Trig - factoring

[dad-4]

I am trying to help my son with his trig homework and I am completely lost. He is trying to factor. An example of one of his problems is:

f(x) = 5x^3 - 9x^2 + 28x + 6

The book gives us the answer -1/5, 1, +/-1/2i

I am trying to help him with how to solve the problem. We understand basic factoring e.g., x^2 + x - 12 = (x+4) * (x-3) , but I do not know how to approach the problem above.

 

[arthur ohlsten]

There is something wrong with the problem
y=5x^3 - 9x^2+28x+6

this is a third order equation, and only has 3 roots,not 4.

Also at x=1 y=30 not 0 as it would if 1 was a root

roots you give are- 1/5, 1, +/- i/2 if these are the roots then the equation would be:
y=[x+1/5][x-1][x+i/2][x-i/2] expanding
y=[x^2-4/5x -1/5][x^2+1/4]
y={1/[5*4] }[5x^2-4x-1][4x^2+1]
y=[1/20] [ 20x^4-16x^3+x^2-4x-1]
y=x^4-4x^3/5 +x^2/20 -x/5-1/20

please check the problem in the text.
Arthur

 

[soroban]

Hello, dad-4!

Arthur is absolutely correct.
Those answers do not belong to that equation.

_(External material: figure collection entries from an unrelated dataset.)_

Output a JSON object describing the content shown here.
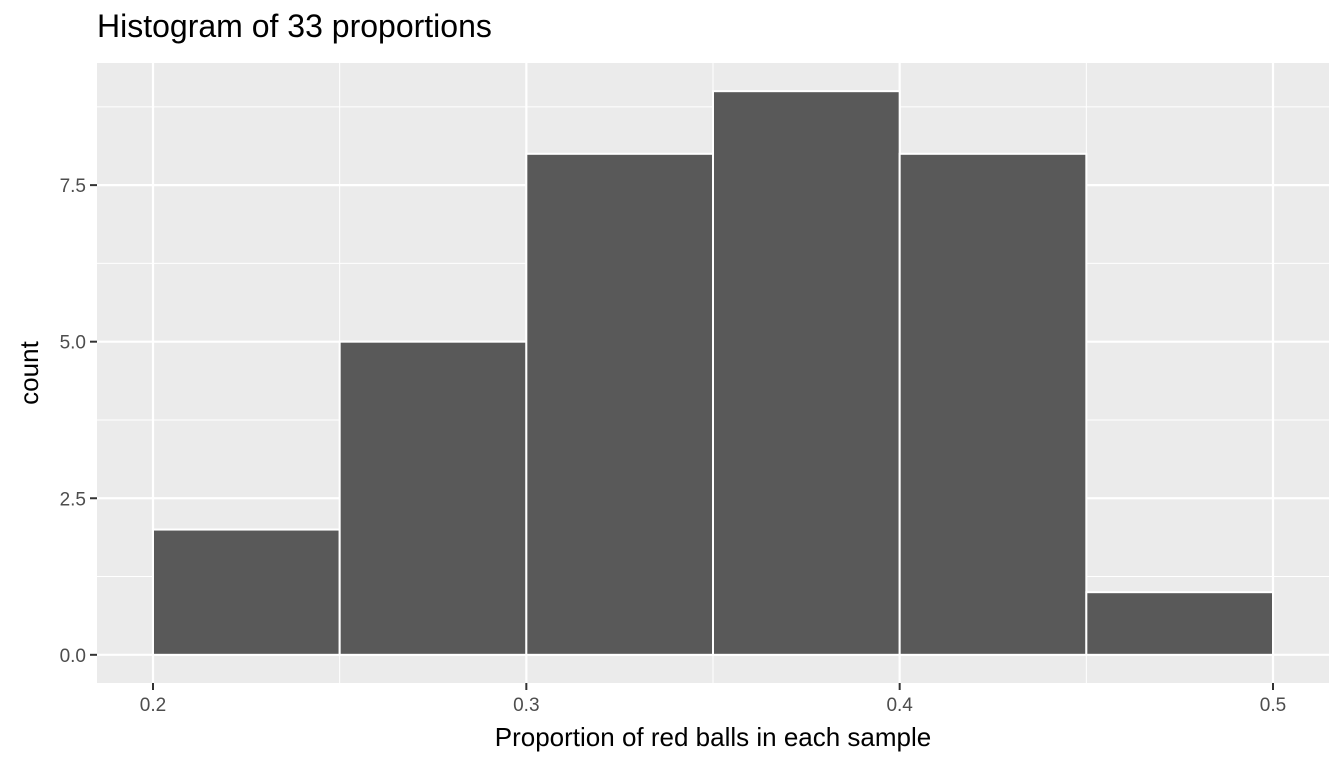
{
  "chart_data": {
    "type": "bar",
    "title": "Histogram of 33 proportions",
    "xlabel": "Proportion of red balls in each sample",
    "ylabel": "count",
    "bins": [
      {
        "x_start": 0.2,
        "x_end": 0.25,
        "count": 2
      },
      {
        "x_start": 0.25,
        "x_end": 0.3,
        "count": 5
      },
      {
        "x_start": 0.3,
        "x_end": 0.35,
        "count": 8
      },
      {
        "x_start": 0.35,
        "x_end": 0.4,
        "count": 9
      },
      {
        "x_start": 0.4,
        "x_end": 0.45,
        "count": 8
      },
      {
        "x_start": 0.45,
        "x_end": 0.5,
        "count": 1
      }
    ],
    "xlim": [
      0.185,
      0.515
    ],
    "ylim": [
      -0.45,
      9.45
    ],
    "x_ticks": [
      0.2,
      0.3,
      0.4,
      0.5
    ],
    "x_tick_labels": [
      "0.2",
      "0.3",
      "0.4",
      "0.5"
    ],
    "y_ticks": [
      0,
      2.5,
      5,
      7.5
    ],
    "y_tick_labels": [
      "0.0",
      "2.5",
      "5.0",
      "7.5"
    ],
    "grid": true,
    "colors": {
      "panel_background": "#ebebeb",
      "grid": "#ffffff",
      "bar_fill": "#595959",
      "bar_outline": "#ffffff"
    }
  }
}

\(\displaystyle f(x) \:= \:5x^3 \,-\, 9x^2\, +\, 28x\, +\, 6\)

I assume that the problem says something like:
. . Find the zeros of: \(\displaystyle \:f(x)\:=\:5x^3\,-\,9x^2\,+\,28x\,+\,6\:=\:0\)

If you're not familiar with the Factor Theorem and Remainder Theorem,
. . this is an awful problem.
[Perhaps someone will explain them to you.]

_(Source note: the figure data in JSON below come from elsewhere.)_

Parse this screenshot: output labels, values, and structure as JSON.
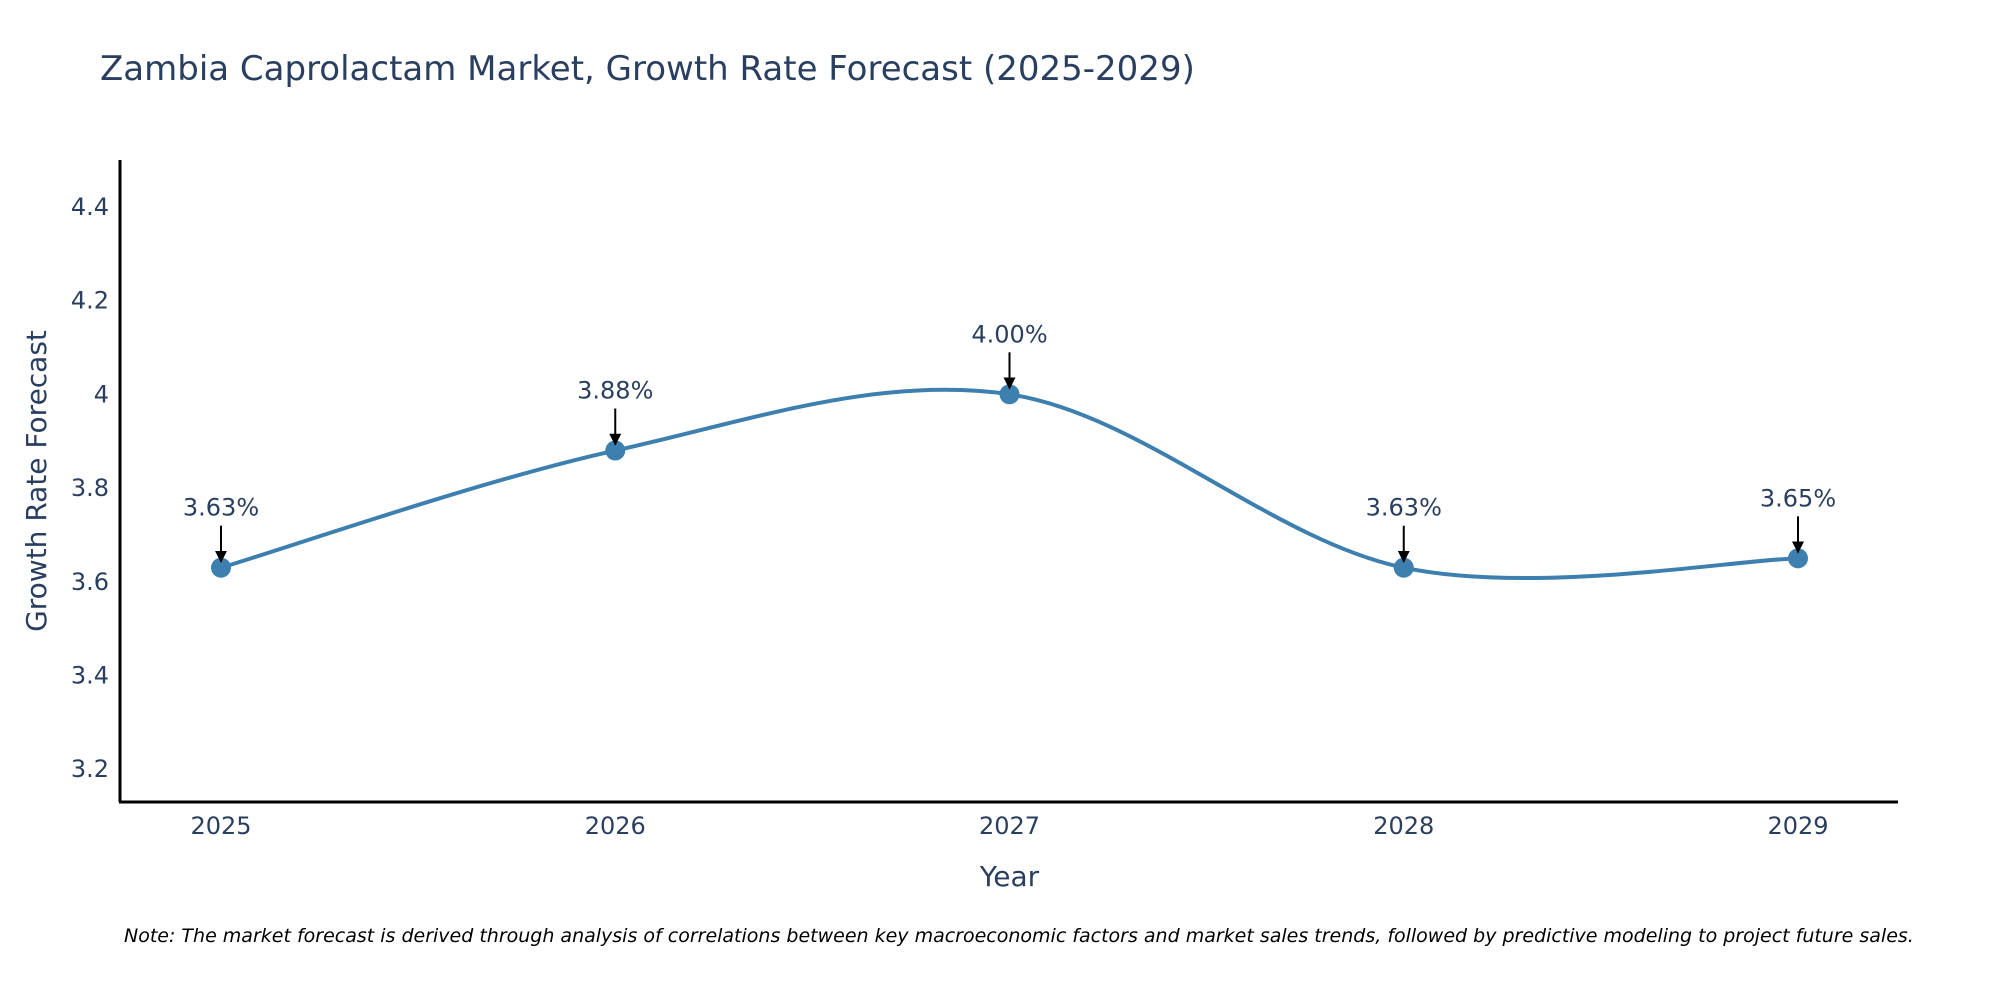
{
  "chart_data": {
    "type": "line",
    "title": "Zambia Caprolactam Market, Growth Rate Forecast (2025-2029)",
    "xlabel": "Year",
    "ylabel": "Growth Rate Forecast",
    "categories": [
      "2025",
      "2026",
      "2027",
      "2028",
      "2029"
    ],
    "series": [
      {
        "name": "Growth Rate Forecast",
        "values": [
          3.63,
          3.88,
          4.0,
          3.63,
          3.65
        ],
        "labels": [
          "3.63%",
          "3.88%",
          "4.00%",
          "3.63%",
          "3.65%"
        ]
      }
    ],
    "ylim": [
      3.13,
      4.5
    ],
    "yticks": [
      3.2,
      3.4,
      3.6,
      3.8,
      4.0,
      4.2,
      4.4
    ],
    "ytick_labels": [
      "3.2",
      "3.4",
      "3.6",
      "3.8",
      "4",
      "4.2",
      "4.4"
    ],
    "grid": false,
    "note": "Note: The market forecast is derived through analysis of correlations between key macroeconomic factors and market sales trends, followed by predictive modeling to project future sales.",
    "colors": {
      "line": "#3d7faf",
      "marker": "#3d7faf",
      "axis": "#000000",
      "text": "#2a3f5f",
      "arrow": "#000000"
    }
  }
}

After a while, we find that \(\displaystyle x\,=\,-\frac{1}{5}\) is a zero of \(\displaystyle f(x).\)

This means: \(\displaystyle \,\left(x\,+\,\frac{1}{5}\right) \:\Rightarrow\5x\,+\,1)\) is a factor.

Using long (or synthetic) division: \(\displaystyle \:f(x) \:=\5x\,+\,1)(x^2\,-\,2x\,+\,6)\)

Use the Quadratic Formula on the second factor: \(\displaystyle \:x\:=\:\frac{2\,\pm\,\sqrt{(-2)^2\,-\,4(1)(6)}}{2(1)} \:=\:\frac{2\,\pm\,\sqrt{-20}}{2}\)

. . and we have: \(\displaystyle \:x\:=\:\frac{2\,\pm\,2\sqrt{5}i}{2} \:=\:1\,\pm\,i\sqrt{5}\)


The three zeros are: \(\displaystyle \,-\frac{1}{2},\;1\,\pm\,i\sqrt{5}\)